About Your Credit Score

Before deciding on what terms they will offer you a mortgage loan, lenders need to discover two things about you: your ability to pay back the loan, and if you will pay it back. To understand your ability to repay, they look at your income and debt ratio. To calculate your willingness to pay back the mortgage loan, they consult your credit score.

The most widely used credit scores are FICO scores, which Fair Isaac & Company, a financial analytics agency, developed. Your FICO score ranges from 350 (high risk) to 850 (low risk). We've written more about FICO here.

Credit scores only consider the information contained in your credit reports. They don't consider income or personal characteristics. Fair Isaac invented FICO specifically to exclude demographic factors. Credit scoring was envisioned as a way to assess willingness to pay while specifically excluding any other personal factors.
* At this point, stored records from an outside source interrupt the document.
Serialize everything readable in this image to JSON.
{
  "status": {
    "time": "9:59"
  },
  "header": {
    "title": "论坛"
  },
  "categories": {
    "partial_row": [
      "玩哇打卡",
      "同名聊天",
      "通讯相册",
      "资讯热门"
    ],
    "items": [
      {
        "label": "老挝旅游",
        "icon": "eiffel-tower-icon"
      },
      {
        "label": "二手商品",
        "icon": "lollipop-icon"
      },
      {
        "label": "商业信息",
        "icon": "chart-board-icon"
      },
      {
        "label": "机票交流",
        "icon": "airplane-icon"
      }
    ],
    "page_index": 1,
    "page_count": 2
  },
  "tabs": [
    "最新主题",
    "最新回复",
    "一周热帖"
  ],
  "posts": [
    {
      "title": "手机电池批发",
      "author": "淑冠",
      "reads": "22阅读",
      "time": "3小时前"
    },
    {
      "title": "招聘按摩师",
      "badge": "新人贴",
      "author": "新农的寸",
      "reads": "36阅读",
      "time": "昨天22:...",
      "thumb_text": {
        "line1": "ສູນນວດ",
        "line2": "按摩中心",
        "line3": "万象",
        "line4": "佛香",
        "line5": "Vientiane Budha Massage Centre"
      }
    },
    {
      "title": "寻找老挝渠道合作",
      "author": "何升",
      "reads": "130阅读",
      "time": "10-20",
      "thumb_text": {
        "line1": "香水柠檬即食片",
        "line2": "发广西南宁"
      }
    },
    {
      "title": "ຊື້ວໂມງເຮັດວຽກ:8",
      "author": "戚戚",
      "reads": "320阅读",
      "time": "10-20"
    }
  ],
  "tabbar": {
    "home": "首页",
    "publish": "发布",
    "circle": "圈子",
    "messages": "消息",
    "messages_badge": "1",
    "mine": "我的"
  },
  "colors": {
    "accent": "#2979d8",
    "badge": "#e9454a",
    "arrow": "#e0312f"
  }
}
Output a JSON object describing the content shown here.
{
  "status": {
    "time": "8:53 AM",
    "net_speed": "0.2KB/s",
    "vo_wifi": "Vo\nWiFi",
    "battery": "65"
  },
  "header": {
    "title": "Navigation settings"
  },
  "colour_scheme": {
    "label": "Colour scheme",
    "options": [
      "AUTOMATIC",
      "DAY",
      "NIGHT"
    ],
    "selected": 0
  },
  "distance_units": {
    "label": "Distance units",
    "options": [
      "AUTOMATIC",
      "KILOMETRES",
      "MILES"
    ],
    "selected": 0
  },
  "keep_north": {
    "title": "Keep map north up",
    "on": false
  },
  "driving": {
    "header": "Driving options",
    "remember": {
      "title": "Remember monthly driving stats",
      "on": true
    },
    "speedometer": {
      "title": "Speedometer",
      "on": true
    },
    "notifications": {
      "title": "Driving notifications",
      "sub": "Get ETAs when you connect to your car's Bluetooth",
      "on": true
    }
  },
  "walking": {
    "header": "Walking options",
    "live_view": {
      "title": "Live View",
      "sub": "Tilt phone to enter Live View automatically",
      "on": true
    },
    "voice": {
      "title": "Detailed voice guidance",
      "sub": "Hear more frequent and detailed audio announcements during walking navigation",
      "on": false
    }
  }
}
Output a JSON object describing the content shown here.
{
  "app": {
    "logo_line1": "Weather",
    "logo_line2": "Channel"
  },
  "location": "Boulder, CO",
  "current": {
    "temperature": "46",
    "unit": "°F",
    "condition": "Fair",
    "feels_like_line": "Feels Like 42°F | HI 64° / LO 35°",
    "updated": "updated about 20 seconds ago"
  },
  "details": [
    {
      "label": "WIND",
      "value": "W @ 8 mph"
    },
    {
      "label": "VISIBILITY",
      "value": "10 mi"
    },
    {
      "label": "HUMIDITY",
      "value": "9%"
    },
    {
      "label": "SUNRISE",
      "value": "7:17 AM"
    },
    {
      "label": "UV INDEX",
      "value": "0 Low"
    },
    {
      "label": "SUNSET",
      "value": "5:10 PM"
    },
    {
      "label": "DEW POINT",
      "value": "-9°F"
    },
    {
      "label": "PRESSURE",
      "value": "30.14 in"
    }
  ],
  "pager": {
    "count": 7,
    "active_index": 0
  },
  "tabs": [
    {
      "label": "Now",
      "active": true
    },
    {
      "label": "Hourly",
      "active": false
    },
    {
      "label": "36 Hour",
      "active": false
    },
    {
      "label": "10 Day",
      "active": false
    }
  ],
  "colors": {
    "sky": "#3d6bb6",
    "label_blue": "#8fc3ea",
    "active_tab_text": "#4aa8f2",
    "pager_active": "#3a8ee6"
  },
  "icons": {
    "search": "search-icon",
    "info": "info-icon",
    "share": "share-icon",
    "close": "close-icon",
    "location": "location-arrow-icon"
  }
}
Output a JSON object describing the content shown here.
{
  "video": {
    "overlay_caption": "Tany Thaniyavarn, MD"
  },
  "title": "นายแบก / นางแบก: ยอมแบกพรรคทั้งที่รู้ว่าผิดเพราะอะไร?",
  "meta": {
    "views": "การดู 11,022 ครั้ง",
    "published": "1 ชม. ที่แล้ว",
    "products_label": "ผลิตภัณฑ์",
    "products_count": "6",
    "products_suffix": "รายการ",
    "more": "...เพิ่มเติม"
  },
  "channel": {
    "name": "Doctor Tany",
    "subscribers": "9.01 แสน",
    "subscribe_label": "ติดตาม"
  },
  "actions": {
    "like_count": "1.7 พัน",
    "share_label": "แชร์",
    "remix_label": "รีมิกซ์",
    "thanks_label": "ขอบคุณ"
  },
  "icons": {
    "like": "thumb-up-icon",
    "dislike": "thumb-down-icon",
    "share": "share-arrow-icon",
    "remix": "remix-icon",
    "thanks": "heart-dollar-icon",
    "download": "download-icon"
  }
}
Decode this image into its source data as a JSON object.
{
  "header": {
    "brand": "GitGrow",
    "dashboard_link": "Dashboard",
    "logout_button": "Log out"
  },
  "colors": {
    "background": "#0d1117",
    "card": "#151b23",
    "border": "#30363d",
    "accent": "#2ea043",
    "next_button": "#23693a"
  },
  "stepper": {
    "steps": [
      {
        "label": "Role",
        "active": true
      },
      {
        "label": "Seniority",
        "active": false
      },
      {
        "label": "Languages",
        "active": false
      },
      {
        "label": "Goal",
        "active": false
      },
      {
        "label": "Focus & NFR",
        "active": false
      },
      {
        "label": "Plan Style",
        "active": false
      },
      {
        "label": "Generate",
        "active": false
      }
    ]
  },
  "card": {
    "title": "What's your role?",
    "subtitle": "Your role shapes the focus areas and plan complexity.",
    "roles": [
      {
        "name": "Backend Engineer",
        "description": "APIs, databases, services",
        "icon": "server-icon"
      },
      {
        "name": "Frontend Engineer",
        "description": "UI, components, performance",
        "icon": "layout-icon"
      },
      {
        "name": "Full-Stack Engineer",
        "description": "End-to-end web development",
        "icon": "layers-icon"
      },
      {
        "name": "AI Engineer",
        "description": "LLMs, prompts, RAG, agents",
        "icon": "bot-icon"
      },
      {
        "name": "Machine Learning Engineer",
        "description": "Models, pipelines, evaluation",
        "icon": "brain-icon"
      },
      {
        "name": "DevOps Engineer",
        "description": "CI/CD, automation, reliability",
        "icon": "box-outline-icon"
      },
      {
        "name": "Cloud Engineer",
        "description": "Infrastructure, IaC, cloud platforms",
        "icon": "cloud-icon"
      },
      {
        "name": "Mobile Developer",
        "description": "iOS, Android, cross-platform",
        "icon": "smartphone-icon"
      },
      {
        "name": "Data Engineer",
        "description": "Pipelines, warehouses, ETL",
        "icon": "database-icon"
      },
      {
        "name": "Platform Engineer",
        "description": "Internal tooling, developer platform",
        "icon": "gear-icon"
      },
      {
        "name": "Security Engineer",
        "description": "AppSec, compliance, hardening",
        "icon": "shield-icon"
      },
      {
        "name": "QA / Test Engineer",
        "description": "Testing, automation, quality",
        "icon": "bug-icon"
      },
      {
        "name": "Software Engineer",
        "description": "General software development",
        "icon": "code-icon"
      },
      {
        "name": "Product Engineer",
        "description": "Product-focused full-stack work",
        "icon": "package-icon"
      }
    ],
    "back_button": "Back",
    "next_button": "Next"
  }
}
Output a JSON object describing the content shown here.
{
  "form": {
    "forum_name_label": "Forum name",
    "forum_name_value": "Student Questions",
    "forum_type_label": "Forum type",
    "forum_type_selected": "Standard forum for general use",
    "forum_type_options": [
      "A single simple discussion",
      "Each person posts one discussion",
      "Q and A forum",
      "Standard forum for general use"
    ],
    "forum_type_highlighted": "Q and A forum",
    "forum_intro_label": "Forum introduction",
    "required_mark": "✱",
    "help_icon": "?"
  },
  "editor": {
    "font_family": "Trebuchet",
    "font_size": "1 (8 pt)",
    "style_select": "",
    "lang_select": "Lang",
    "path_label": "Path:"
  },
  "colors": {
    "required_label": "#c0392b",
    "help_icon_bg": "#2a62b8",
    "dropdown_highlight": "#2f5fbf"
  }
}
Past delinquencies, payment behavior, debt level, length of credit history, types of credit and number of inquiries are all calculated into credit scores. Your score is calculated wtih positive and negative information in your credit report. Late payments lower your score, but consistently making future payments on time will improve your score.

Your report must contain at least one account which has been open for six months or more, and at least one account that has been updated in the past six months for you to get a credit score. This payment history ensures that there is sufficient information in your report to build an accurate score. If you don't meet the criteria for getting a credit score, you may need to work on a credit history before you apply for a mortgage loan.